This is a time for deep reflection on the causes and possible outcomes of the rise of religious extremism. That is what I will undertake in this article. More will follow in the weeks and months ahead. My purpose is to build a strong case for the adoption of a different approach from the one the European nations seem inclined to follow as a result of a series of acts of violence that shook France in 2015 and continue to hurt Russia.
The rise of the Islamic State (IS), also known as the Islamic State in Iraq and Syria, has brought to the surface a number of underlying forces in the world of Islam. This particular group, as well as some of its predecessors, is not necessarily fighting the West. Its campaign should not be interpreted in Huntingtonian terms. It is not a “clash of civilisations” as foretold by the American political scientist Samuel P Huntington in a book that carried that title.
According to him, there were two world cultures that were bound to clash. One was democratic and essentially secular in approach towards governance the West had developed over a couple of centuries. The other was Islam in which the individual counted much less than the community of which he or she was a part. That community was to be governed not by laws written by men and women but by those sent down by God. The scripture was the only Constitution the Muslim community needed but it could not be changed.

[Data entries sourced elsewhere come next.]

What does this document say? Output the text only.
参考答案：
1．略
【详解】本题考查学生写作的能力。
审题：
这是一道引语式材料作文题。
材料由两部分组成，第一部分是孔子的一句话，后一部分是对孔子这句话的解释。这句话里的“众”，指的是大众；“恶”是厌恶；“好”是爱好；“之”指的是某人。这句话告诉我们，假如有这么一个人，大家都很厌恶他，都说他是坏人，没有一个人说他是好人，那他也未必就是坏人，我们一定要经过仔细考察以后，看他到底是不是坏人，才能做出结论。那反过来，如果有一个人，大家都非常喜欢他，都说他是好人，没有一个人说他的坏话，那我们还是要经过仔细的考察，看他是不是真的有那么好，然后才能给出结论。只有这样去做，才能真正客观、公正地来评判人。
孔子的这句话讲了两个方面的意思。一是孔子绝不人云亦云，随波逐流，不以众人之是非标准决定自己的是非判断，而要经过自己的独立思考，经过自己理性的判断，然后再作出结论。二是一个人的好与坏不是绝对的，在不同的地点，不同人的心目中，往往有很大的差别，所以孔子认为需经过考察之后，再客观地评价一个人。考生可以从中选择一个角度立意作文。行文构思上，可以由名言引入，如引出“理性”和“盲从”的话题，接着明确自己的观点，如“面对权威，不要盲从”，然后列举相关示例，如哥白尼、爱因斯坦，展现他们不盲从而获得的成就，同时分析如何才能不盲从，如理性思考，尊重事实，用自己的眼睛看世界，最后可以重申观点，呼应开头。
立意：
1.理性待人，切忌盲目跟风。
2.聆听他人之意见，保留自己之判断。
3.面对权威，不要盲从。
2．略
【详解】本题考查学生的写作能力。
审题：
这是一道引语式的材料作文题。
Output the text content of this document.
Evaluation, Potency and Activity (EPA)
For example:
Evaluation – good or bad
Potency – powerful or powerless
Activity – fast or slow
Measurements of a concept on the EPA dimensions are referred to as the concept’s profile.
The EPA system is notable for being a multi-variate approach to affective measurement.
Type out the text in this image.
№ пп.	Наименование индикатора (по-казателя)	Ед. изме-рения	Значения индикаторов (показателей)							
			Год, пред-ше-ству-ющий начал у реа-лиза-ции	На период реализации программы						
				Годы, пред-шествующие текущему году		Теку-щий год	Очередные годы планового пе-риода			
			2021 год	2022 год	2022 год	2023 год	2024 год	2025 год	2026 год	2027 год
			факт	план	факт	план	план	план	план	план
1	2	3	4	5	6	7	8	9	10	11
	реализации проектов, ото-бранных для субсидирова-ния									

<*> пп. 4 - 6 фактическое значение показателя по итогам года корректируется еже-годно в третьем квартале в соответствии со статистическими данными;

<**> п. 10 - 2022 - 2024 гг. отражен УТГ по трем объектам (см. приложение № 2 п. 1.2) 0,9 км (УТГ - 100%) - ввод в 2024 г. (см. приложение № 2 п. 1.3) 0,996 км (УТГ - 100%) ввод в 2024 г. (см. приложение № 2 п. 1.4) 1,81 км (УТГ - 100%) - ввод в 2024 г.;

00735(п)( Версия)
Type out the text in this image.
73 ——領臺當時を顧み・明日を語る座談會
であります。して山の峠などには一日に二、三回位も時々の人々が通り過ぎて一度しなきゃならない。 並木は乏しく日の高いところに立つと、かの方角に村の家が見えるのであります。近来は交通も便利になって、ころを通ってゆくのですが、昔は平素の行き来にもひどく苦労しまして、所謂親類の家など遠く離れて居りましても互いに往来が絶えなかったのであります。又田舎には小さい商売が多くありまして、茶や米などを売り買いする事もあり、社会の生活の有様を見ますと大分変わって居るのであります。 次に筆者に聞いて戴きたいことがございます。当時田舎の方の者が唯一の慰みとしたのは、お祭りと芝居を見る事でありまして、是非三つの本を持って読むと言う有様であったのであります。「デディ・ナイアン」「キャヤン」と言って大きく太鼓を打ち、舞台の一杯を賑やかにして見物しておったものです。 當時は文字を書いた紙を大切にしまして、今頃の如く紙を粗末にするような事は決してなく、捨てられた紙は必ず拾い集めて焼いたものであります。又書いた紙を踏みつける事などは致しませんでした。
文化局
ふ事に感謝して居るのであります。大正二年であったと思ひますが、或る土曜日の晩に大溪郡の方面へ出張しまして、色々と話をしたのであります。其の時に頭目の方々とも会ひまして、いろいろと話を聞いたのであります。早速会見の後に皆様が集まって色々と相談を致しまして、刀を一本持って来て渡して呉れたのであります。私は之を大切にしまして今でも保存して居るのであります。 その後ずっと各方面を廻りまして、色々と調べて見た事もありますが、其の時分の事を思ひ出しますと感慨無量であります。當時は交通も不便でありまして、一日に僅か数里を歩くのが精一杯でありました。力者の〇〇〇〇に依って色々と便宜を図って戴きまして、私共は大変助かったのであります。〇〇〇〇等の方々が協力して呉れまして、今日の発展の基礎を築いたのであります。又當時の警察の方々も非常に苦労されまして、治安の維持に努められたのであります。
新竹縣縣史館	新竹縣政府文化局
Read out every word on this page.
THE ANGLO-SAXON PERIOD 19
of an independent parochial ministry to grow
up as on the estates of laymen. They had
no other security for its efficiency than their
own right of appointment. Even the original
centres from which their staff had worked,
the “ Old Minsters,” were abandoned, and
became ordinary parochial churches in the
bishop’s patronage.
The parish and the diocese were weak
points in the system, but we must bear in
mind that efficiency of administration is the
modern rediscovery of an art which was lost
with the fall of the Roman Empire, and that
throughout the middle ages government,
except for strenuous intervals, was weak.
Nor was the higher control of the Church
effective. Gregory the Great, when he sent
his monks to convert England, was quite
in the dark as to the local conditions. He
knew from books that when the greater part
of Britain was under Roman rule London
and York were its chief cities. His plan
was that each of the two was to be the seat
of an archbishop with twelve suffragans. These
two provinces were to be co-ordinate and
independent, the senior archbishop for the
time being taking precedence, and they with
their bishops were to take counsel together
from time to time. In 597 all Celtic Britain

These two systems were bound to clash, said Huntington. Francis Fukuyama, Huntington’s protege, carried the argument further. In a powerful and influential book, The End of History, written soon after the break-up of the Soviet Union, the American sociologist suggested that the Western style of governance had won by beating Communism as an alternative system. The Cold War that lasted for almost half a century was won by the West and the demise of the alternative system meant that history of ideological conflicts had come to an end.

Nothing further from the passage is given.